Présidentielle en Côte d’Ivoire : Macron demande à Ouattara de retirer sa candidature (Jeune Afrique)

Le déplacement en France du président Alassane Ouattara est loin d’avoir les effets escomptés. Le candidat sortant qui était parti à Paris chercher l’aval de Macron est rentré bredouille, si l’on en croit Jeune Afrique. Le journal affirme qu’Emmanuel Macron a demandé à son vis-à-vis de se retirer de la présidentielle pour éviter des troubles socio-politiques.

« Le président français a suggéré à Alassane Ouattara (ADO) de procéder à un report du scrutin afin de lui permettre, ainsi qu’à Laurent Gbagbo et Henri Konan Bédié, de se retirer. Ce délai lui donnerait en effet la possibilité de faciliter l’ouverture d’un dialogue avec ses deux principaux opposants et de trouver un successeur pour opérer le « changement générationnel » initialement promis », révèle le journal. Mais si l’on en croit l’hebdomadaire, Ouattara a refusé.

Ce tête-à-tête a d’ailleurs été largement commenté dans les journaux ivoiriens. Lorsque les journaux pro-Ouattara affirment que ce dernier a connu un franc succès, d’autres supports insistent sur le fait qu’il a été humilié en France, qu’il a subit un camouflet total.

Au moins Sept morts

Ces dernières semaines, alors que la candidature d’Alassane Ouattara à un troisième mandat cristallisait les tensions dans certaines localités du pays, des responsables de Divo avaient senti le climat s’envenimer. Mais personne n’avait imaginé de telles violences.

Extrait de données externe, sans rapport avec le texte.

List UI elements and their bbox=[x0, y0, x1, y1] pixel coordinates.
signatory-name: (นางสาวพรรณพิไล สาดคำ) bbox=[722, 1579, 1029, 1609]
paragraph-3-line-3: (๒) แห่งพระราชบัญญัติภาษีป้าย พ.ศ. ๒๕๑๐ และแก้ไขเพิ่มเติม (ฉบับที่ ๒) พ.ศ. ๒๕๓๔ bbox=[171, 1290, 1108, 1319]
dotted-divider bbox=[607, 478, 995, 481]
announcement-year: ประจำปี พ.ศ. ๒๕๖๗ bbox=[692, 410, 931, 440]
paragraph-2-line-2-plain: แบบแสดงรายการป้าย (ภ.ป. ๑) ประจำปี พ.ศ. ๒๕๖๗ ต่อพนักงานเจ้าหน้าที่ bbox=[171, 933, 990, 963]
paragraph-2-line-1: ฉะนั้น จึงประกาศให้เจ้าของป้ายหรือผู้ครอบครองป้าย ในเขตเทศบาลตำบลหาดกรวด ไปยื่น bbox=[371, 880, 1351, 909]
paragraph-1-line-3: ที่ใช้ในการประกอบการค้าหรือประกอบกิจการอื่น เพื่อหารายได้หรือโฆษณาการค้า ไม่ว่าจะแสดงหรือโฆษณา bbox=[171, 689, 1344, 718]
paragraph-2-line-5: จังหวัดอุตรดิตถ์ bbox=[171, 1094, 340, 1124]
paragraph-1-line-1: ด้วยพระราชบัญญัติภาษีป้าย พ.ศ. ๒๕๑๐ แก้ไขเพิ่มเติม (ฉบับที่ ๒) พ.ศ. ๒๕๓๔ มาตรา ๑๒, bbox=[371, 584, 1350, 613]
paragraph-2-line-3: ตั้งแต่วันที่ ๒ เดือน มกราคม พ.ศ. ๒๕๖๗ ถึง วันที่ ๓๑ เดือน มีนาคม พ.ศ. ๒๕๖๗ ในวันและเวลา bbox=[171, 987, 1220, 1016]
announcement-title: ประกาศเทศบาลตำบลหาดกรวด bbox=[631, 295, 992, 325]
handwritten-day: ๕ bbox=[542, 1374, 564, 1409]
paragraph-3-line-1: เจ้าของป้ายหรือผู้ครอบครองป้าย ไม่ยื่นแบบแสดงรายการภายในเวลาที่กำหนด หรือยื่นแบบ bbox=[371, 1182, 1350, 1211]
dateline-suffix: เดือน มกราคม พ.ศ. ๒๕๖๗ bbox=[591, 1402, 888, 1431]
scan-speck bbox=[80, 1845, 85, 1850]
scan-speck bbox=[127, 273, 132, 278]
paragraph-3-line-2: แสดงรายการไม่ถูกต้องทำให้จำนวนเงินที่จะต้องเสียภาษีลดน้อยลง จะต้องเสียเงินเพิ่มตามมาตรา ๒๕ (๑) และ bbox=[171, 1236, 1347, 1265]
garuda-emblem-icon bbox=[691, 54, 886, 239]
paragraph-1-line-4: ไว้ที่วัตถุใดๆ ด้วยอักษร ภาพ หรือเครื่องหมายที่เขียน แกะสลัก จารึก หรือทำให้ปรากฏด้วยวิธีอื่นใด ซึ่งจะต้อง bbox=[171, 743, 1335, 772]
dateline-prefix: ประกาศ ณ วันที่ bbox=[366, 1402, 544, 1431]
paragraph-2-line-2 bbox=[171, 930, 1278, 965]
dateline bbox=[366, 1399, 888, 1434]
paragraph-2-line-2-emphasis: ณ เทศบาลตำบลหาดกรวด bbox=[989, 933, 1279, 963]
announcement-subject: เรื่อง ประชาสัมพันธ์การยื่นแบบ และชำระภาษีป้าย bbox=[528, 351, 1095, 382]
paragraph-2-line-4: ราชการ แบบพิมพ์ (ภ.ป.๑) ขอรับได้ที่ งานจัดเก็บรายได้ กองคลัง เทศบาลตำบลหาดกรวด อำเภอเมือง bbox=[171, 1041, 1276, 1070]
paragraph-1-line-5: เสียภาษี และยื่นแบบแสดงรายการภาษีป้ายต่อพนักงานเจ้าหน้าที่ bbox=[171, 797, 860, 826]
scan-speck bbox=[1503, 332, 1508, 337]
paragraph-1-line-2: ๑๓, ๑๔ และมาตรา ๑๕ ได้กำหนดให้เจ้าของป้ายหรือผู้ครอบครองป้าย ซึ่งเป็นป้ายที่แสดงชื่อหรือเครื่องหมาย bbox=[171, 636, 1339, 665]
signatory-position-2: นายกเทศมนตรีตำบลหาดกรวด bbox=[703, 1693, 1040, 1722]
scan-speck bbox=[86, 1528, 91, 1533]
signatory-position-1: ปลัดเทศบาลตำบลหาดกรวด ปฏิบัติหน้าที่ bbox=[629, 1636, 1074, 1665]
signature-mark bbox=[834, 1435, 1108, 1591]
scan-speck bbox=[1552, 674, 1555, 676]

Tout a commencé dans la matinée du 21 août. Une centaine de femmes issues de l’opposition, principalement du Front populaire ivoirien (FPI) de Laurent Gbagbo, entament une marche pour contester la candidature d’Alassane Ouattara. Elles sont encadrées par des jeunes et le responsable local du FPI. Arrivés à la gare de transport d’Hiré (située à l’extrême nord de la ville) qu’ils n’entendent pas traverser mais simplement contourner, les manifestants sont bloqués par les transporteurs. Le ton monte, le responsable du FPI est blessé, la situation dégénère. « C’était la guerre des cailloux pendant trois heures. Une médiation a été entamée et le calme est revenu. C’est alors qu’un maquis a été brûlé, tuant un adolescent qui y travaillait pour l’été. Accusant les transporteurs, les jeunes ont brûlé la gare », raconte un habitant du quartier.

La ville veille toute la nuit. Les affrontements reprennent le lendemain matin aux aurores et s’étendent à plusieurs quartiers. Maquis, boutiques, et restaurants partent en fumée. Sur fond d’opposition politique et de différends communautaires entre autochtones dida et allogènes dioula, certains en profitent pour régler leurs comptes. Il faudra l’arrivée de renforts policiers d’Abidjan pour que la situation soit contrôlée. Le bilan est lourd : sept morts et des dégâts matériels considérables.

Pour Guillaume Soro, ex-Premier Ministre, et aujourd’hui candidat au poste suprême, Alassane Ouattara « a voulu faire une entourloupe à Emmanuel Macron » qui, selon lui, ne s’est pas « fait berner ».

L’écrivain ivoirien Gauz se moque de cette classe politique ivoirienne obnubilée par ce mystérieux déjeuner, dont la tenue des échanges n’a pas filtré : « Chercher des signes de Macron comme une pythie cherche des signes des dieux pour valider ou invalider l’action d’un homme… On sait quoi faire de nos irresponsables nous-mêmes ! », écrit-il sur les réseaux sociaux.

Pascal Affi N’Guessan, candidat de l’une des branches du FPI, avait aussi adressé une lettre ouverte à Emmanuel Macron à la veille de cette rencontre pour lui demander de s’exprimer sur la candidature de M. Ouattara qu’il qualifie de « coup de force institutionnel ».